I could just see you back then, with one of those big pilgrim hats with the belt buckle on it condemning some suspected witch and spraying her down with sticky expanding foam...  "If she floats, she's a witch!  If she sinks, she's innocent!  If she sticks to you, you're both going down..!"

You should write the company and demand a refund.  Ooh, or better yet, tell them you're going to sue them because they didn't make it clear that you shouldn't put your hands in it and should have worn gloves if you insisted on putting your hands in it, even though they said pretty clearly NOT to put your hands in it..   Sometimes that can be misunderstood, though.  Many's the time someone is crossing a street and the sign with the big open hand lights up, and people either think they're supposed to wave but keep on walking or maybe grab a can of Great Stuff and lather it all over their fists so that they can expand and look just like that big waving mitt.

Baseball players should just spray their catching hand with Great Stuff and forego the glove...  Big sticky expanding mitt. 

Ace; Just don't do your throwing hand, too.  Did you rub your head after your hand got sticky and say "Huh.. now what should I do?"
Title: Re: Great Truths
Post by: scuzzy on May 11, 2007, 15:23 hrs
Well phooey to you, Mr.
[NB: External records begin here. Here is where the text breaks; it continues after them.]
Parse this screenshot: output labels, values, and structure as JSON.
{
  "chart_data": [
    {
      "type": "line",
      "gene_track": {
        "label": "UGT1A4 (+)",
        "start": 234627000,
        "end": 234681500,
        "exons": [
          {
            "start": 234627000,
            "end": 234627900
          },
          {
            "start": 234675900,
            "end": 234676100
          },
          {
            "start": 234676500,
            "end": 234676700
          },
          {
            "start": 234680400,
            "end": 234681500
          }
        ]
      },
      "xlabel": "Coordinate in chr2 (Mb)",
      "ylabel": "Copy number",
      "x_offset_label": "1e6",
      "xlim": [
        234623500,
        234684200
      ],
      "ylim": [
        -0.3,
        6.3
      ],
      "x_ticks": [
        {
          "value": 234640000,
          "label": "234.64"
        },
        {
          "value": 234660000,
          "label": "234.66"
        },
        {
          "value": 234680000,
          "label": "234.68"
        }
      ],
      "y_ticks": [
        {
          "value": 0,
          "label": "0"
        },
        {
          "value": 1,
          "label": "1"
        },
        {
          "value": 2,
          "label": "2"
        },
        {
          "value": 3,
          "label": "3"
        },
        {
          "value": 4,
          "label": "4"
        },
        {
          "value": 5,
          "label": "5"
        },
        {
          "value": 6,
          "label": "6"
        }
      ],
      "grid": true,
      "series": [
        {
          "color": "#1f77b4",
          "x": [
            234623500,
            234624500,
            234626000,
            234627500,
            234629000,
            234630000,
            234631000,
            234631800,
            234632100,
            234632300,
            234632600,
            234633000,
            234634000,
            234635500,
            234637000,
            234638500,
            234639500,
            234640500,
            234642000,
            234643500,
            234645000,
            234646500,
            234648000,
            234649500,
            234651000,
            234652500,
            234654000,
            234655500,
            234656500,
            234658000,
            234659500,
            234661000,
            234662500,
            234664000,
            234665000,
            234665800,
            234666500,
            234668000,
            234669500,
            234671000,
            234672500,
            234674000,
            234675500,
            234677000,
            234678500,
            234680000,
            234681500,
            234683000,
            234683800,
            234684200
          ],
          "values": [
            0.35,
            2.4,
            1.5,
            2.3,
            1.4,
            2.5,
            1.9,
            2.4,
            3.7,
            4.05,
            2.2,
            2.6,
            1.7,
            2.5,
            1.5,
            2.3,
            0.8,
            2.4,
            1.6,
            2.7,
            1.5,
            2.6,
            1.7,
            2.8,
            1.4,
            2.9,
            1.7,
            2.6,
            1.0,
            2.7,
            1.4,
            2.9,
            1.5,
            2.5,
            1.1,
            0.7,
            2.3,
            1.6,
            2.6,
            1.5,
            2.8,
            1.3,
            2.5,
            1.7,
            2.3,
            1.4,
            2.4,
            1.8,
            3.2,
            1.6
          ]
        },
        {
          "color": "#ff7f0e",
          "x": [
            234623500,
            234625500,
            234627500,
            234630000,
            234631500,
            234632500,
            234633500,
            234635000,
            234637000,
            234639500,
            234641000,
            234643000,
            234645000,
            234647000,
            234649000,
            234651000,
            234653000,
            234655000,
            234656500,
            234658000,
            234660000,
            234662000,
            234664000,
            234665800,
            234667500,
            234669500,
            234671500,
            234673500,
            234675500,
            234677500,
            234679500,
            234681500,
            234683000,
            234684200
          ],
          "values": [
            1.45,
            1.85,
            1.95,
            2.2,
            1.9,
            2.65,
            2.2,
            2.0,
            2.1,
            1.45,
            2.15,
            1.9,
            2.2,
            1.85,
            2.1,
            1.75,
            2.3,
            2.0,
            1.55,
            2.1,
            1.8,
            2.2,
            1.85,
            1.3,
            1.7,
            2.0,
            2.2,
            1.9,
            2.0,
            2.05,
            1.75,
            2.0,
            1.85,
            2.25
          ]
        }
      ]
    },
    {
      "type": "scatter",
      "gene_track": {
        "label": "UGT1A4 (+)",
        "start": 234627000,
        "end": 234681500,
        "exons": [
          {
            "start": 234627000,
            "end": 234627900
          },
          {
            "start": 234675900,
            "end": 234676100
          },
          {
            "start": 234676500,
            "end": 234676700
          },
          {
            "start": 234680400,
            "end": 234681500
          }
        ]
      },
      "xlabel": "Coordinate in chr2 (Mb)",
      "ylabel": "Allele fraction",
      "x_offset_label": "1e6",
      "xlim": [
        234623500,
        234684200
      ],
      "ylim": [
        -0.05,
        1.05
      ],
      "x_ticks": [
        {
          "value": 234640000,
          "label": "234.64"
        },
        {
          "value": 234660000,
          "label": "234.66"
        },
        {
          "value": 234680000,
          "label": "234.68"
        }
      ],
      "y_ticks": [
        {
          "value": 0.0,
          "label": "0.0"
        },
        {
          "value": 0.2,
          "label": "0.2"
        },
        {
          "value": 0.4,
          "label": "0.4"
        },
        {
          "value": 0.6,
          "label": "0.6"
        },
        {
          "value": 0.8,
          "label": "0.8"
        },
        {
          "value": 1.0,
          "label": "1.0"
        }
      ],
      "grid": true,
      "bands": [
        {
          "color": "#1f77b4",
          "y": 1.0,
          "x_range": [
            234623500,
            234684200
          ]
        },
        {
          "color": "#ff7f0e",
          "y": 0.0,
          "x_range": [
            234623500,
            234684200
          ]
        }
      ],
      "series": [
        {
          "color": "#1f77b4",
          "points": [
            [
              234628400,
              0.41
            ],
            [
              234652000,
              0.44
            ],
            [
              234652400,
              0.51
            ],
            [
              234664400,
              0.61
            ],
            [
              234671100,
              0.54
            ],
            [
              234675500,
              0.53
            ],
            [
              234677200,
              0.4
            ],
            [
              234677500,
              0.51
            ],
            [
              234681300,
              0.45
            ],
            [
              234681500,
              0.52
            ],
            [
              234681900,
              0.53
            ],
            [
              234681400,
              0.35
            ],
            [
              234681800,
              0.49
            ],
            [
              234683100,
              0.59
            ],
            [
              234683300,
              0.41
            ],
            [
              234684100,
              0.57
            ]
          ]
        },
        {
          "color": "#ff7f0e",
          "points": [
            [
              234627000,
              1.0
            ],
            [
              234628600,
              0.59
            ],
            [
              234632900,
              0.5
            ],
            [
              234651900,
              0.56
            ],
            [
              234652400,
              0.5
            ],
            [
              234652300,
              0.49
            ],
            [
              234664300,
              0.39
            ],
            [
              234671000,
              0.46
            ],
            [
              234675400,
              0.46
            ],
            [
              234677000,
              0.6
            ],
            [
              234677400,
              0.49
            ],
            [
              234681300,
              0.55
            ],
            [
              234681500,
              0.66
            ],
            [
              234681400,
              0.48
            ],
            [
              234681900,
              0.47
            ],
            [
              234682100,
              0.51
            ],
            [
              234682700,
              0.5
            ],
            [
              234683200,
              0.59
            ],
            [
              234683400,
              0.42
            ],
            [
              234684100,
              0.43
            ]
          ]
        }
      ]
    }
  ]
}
Smarty Pants. It just so happens that I'm running a fever at this very moment. So, there.

I like your litmus test for witches and will look at modifying it for criminals. I look forward to spraying them down with pepper spray, then sealing it off with the sticky foam. Maybe there's a way of mixing the two products. I just need to find a spot on my duty belt for the can. I've already got the big belt buckle.

I recall a recent crime in South Africa in which thieves superglued a naked man (http://www.msnbc.msn.com/id/18470220/) to an exercise bike. At least he had a chance to get a good workout before help arrived.

Scuzzy; I was going to superglue myself to the treadmill, but thought better of it.
Title: Re: Great Truths
Post by: Ace on May 11, 2007, 16:18 hrs
Wasn't there an urban myth about superglueing toilet seats in the mall or stores and people couldn't get up...?  Shoot, my wife wouldn't believe me if I did yell that I was glued to the toilet.  She thinks I live in there anyway. 

You gluing your feet, or hands?  Glueing?  How the heck do you spell glueing? You know, I was just thinking that playing "Twister" with you would be a unique experience.  Or "patty cake." 

Ace; remind me if we meet not to shake hands.
Title: Re: Great Truths
Post by: scuzzy on May 11, 2007, 16:31 hrs
You must be referring to this: Colorado Man Sues Home Depot (http://www.canada.com/news/oddities/story.html?id=de2cd789-20c6-41ff-ba65-25470c6a609a)

And no, it wasn't me. But I sort of have an idea of how he felt. Well not really, but sort of. I can't imagine how much acetone it took to correct that problem. And what about the poor fools that got stuck doing that job?

Scuzzy; Hey Joe, looks like we're gonna need another stick of dynomite.